Lawrence's story told through his own photographs, paintings, drawings, and ephemera, all supported by quotations from his mesmerizing firsthand account of his experiences.
From the moment that Alexander Korda first set out to turn T. E. Lawrence's life into a movie not long after Lawrence's death in 1935 (a passion that only became a reality in the 1960s through other hands in Peter O'Toole's riveting performance), the mythic figure of the man on the camel enacting a heroic dream has captured the imagination of each succeeding generation.
Now, seventy years after Lawrence's death and at a time when the Middle Eastern setting in which he acquired fame is constantly in the news, this visual biography takes us inside the mind of a man of extraordinary energy, ability, and charisma.

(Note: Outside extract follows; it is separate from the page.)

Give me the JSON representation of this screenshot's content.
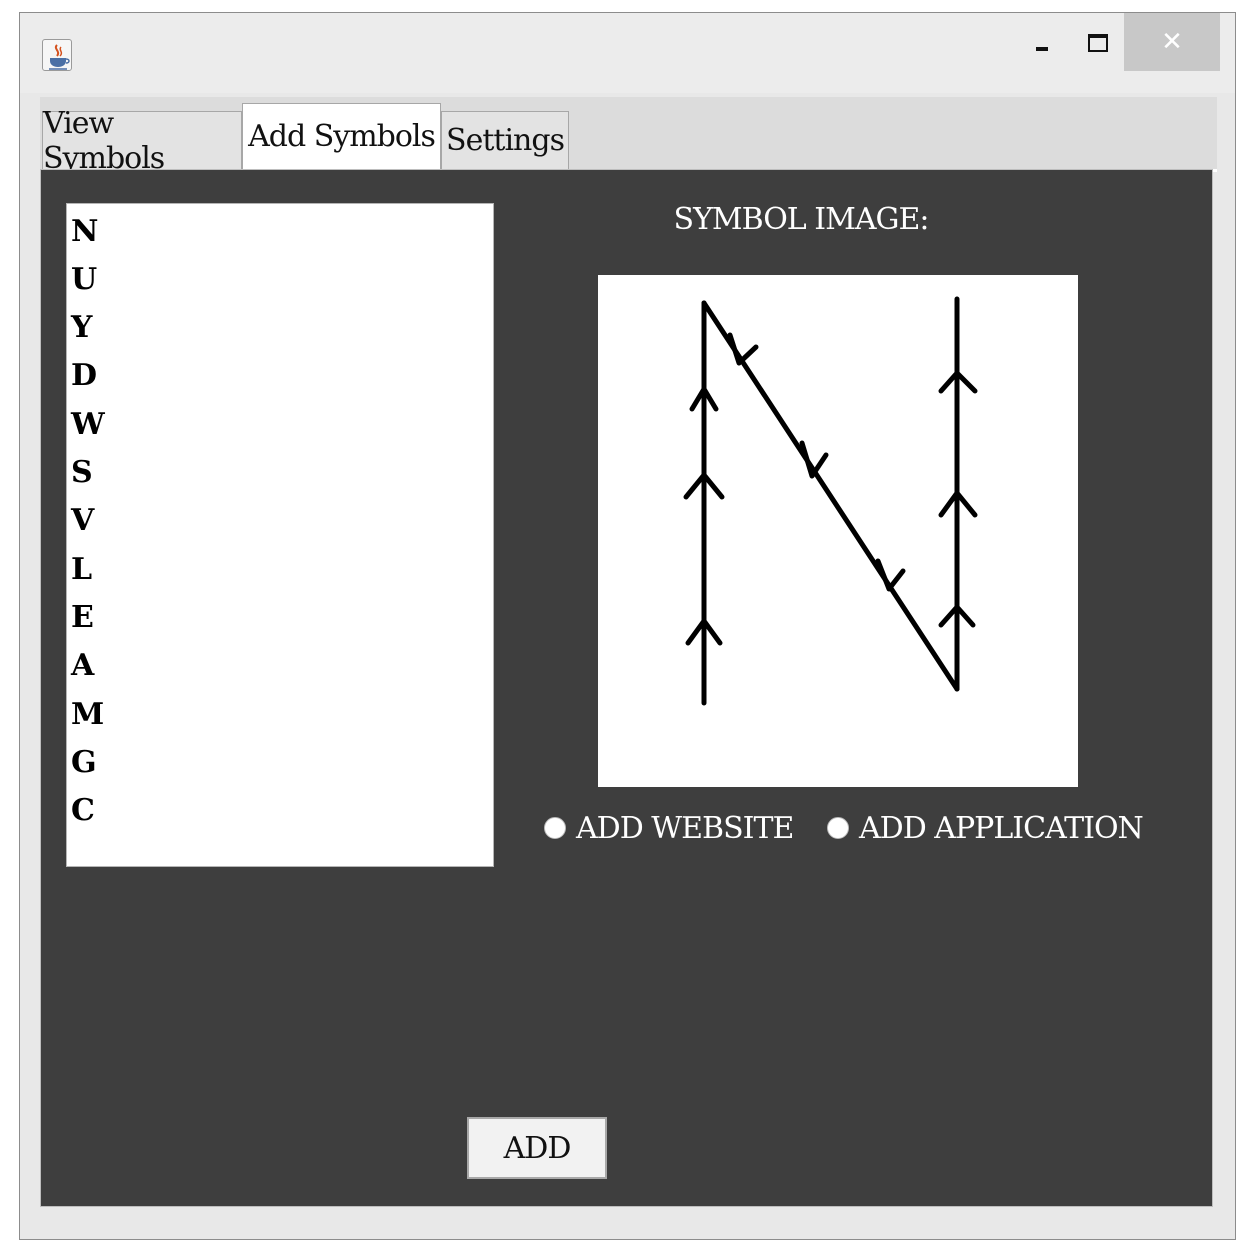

Lawrence seemed to have everything in his hands, only to throw it all away and turn his life into an obsessive quest for anonymity and sanctuary.
Fiercely ambitious, yet ambivalent about recognition, Lawrence had a brilliant academic career at Oxford before the First World War. Army intelligence work in Egypt in the early years of the war was the prelude to his participation in Emir Feisal's great Arab revolt against the Ottomans, fame at the Paris Peace Conference in 1919, and work with Winston Churchill after the war. But then came a relentless, restless, self-abasing search for obscurity under assumed names, followed by a mysterious motorcycle crash and death at the age of forty-six. 180 illustrations, 80 in color.